Curator action close fails if index.blocks.read_only for .kibana meta index is set to true

danksim · March 6, 2020, 3:41pm

I want to set the visualize and dashboards features readonly for my Kibana users. So I successfully ran the following from one of the elasticsearech data nodes (a k8s pod in this case):

>> curl -XPUT localhost:9200/.kibana/_settings -H 'Content-Type: application/json' -d '{  "index.blocks.read_only" : true }'
{"acknowledged":true}

But the Curator action close fails if index.blocks.read_only for .kibana meta index is set to true (it does not fail if set to false):

>> kubectl logs -n <my-namespace> elk-elasticsearch-curator-restore-1583507700-phf5c      
2020-03-06 15:20:08,797 INFO      Preparing Action ID: 1, "close"
2020-03-06 15:20:08,804 INFO      Trying Action ID: 1, "close": Close .kibana indices
2020-03-06 15:20:08,868 INFO      Closing 1 selected indices: ['.kibana_1']
2020-03-06 15:20:08,875 ERROR     Failed to complete action: close.  <class 'curator.exceptions.FailedExecution'>: Exception encountered.  Rerun with loglevel DEBUG and/or check Elasticsearch logs for more information. Exception: AuthorizationException(403, 'cluster_block_exception', 'blocked by: [FORBIDDEN/5/index read-only (api)];')

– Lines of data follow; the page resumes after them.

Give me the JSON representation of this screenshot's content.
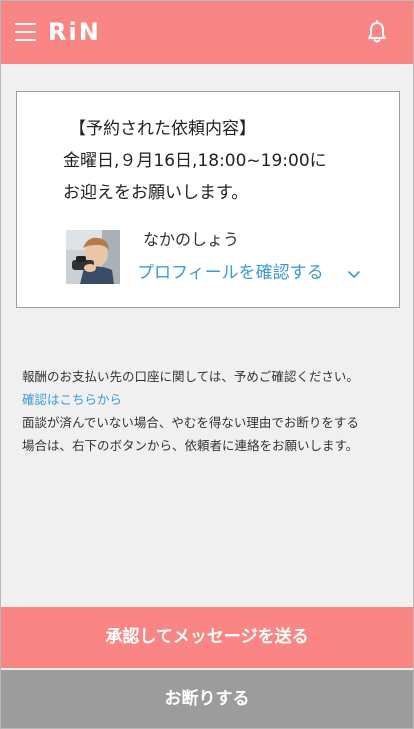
{
  "header": {
    "logo_text": "RiN",
    "menu_icon": "hamburger-menu-icon",
    "notification_icon": "bell-icon",
    "background_color": "#f98684"
  },
  "request_card": {
    "title": "【予約された依頼内容】",
    "line1": "金曜日,９月16日,18:00~19:00に",
    "line2": "お迎えをお願いします。",
    "user_name": "なかのしょう",
    "profile_link": "プロフィールを確認する",
    "chevron_icon": "chevron-down-icon"
  },
  "notes": {
    "line1": "報酬のお支払い先の口座に関しては、予めご確認ください。",
    "confirm_link": "確認はこちらから",
    "line2": "面談が済んでいない場合、やむを得ない理由でお断りをする",
    "line3": "場合は、右下のボタンから、依頼者に連絡をお願いします。"
  },
  "actions": {
    "approve_label": "承認してメッセージを送る",
    "decline_label": "お断りする",
    "approve_color": "#f98684",
    "decline_color": "#9c9c9c"
  },
  "colors": {
    "link": "#3a9ad9",
    "background": "#f0f0f0"
  }
}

Is there a way to get around this without toggling index.blocks.read_only for .kibana meta index from true to false and then false back to true?

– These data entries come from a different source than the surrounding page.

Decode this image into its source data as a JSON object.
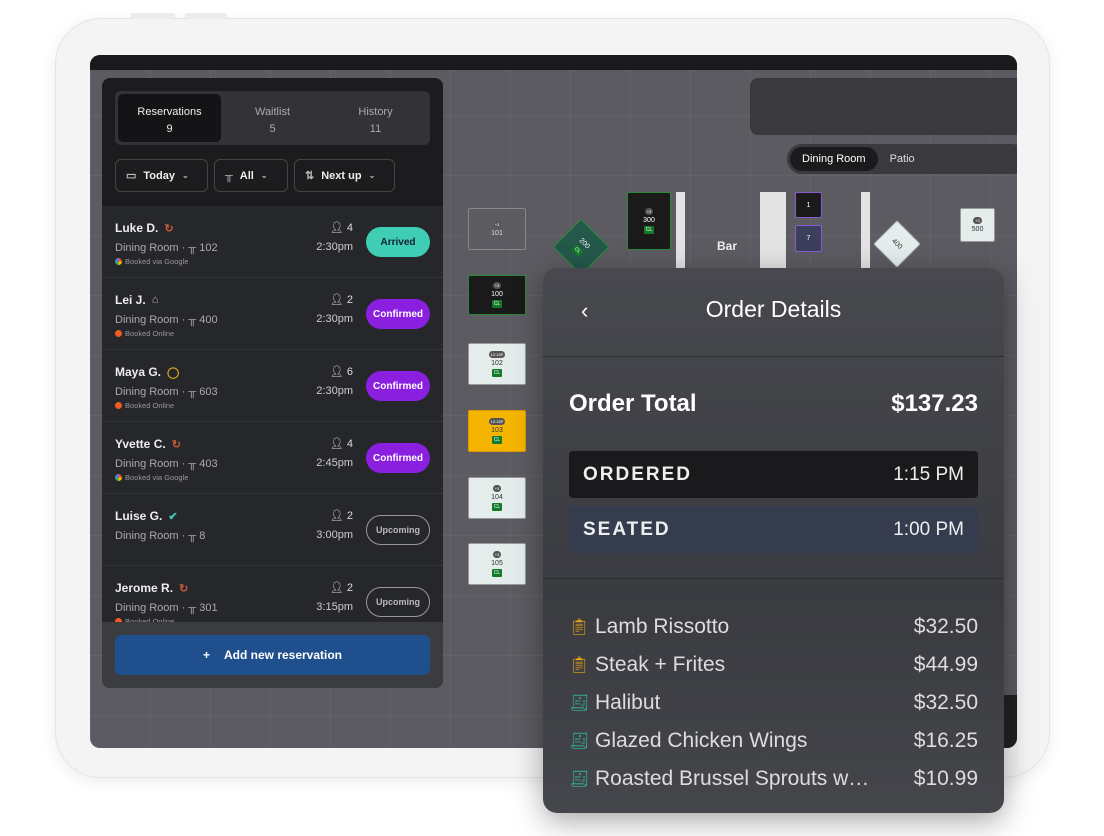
{
  "tabs": [
    {
      "label": "Reservations",
      "count": "9"
    },
    {
      "label": "Waitlist",
      "count": "5"
    },
    {
      "label": "History",
      "count": "11"
    }
  ],
  "filters": {
    "date": "Today",
    "tables": "All",
    "sort": "Next up"
  },
  "reservations": [
    {
      "name": "Luke D.",
      "room": "Dining Room ·",
      "table": "102",
      "party": "4",
      "time": "2:30pm",
      "source": "Booked via Google",
      "status": "Arrived",
      "tag_icon": "repeat-icon"
    },
    {
      "name": "Lei J.",
      "room": "Dining Room ·",
      "table": "400",
      "party": "2",
      "time": "2:30pm",
      "source": "Booked Online",
      "status": "Confirmed",
      "tag_icon": "cake-icon"
    },
    {
      "name": "Maya G.",
      "room": "Dining Room ·",
      "table": "603",
      "party": "6",
      "time": "2:30pm",
      "source": "Booked Online",
      "status": "Confirmed",
      "tag_icon": "chat-icon"
    },
    {
      "name": "Yvette C.",
      "room": "Dining Room ·",
      "table": "403",
      "party": "4",
      "time": "2:45pm",
      "source": "Booked via Google",
      "status": "Confirmed",
      "tag_icon": "repeat-icon"
    },
    {
      "name": "Luise G.",
      "room": "Dining Room ·",
      "table": "8",
      "party": "2",
      "time": "3:00pm",
      "source": "",
      "status": "Upcoming",
      "tag_icon": "verified-icon"
    },
    {
      "name": "Jerome R.",
      "room": "Dining Room ·",
      "table": "301",
      "party": "2",
      "time": "3:15pm",
      "source": "Booked Online",
      "status": "Upcoming",
      "tag_icon": "repeat-icon"
    }
  ],
  "add_button": "Add new reservation",
  "rooms": [
    "Dining Room",
    "Patio"
  ],
  "floor": {
    "bar_label": "Bar",
    "tables": [
      "101",
      "200",
      "300",
      "100",
      "102",
      "103",
      "104",
      "105",
      "1",
      "7",
      "400",
      "500"
    ],
    "badge": "CL"
  },
  "order": {
    "title": "Order Details",
    "total_label": "Order Total",
    "total": "$137.23",
    "ordered_label": "ORDERED",
    "ordered_time": "1:15 PM",
    "seated_label": "SEATED",
    "seated_time": "1:00 PM",
    "items": [
      {
        "name": "Lamb Rissotto",
        "price": "$32.50",
        "state": "sent"
      },
      {
        "name": "Steak + Frites",
        "price": "$44.99",
        "state": "sent"
      },
      {
        "name": "Halibut",
        "price": "$32.50",
        "state": "served"
      },
      {
        "name": "Glazed Chicken Wings",
        "price": "$16.25",
        "state": "served"
      },
      {
        "name": "Roasted Brussel Sprouts w…",
        "price": "$10.99",
        "state": "served"
      }
    ]
  },
  "colors": {
    "arrived": "#3fcdb4",
    "confirmed": "#8a1fe0",
    "primary": "#1f4f8d",
    "sent": "#e8a812",
    "served": "#2fbfa5"
  }
}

theuntergeek · March 6, 2020, 3:56pm

Unfortunately not. You can clearly see that the exception returned (cluster_block_exception) is from Elasticsearch itself. Elasticsearch does not permit you to close an index that has index.blocks.read_only: true.

danksim · March 6, 2020, 4:19pm

Thanks @theuntergeek

Guess I'll have to somehow incorporate that toggle before and after the curator actions.

system · April 3, 2020, 4:19pm

This topic was automatically closed 28 days after the last reply. New replies are no longer allowed.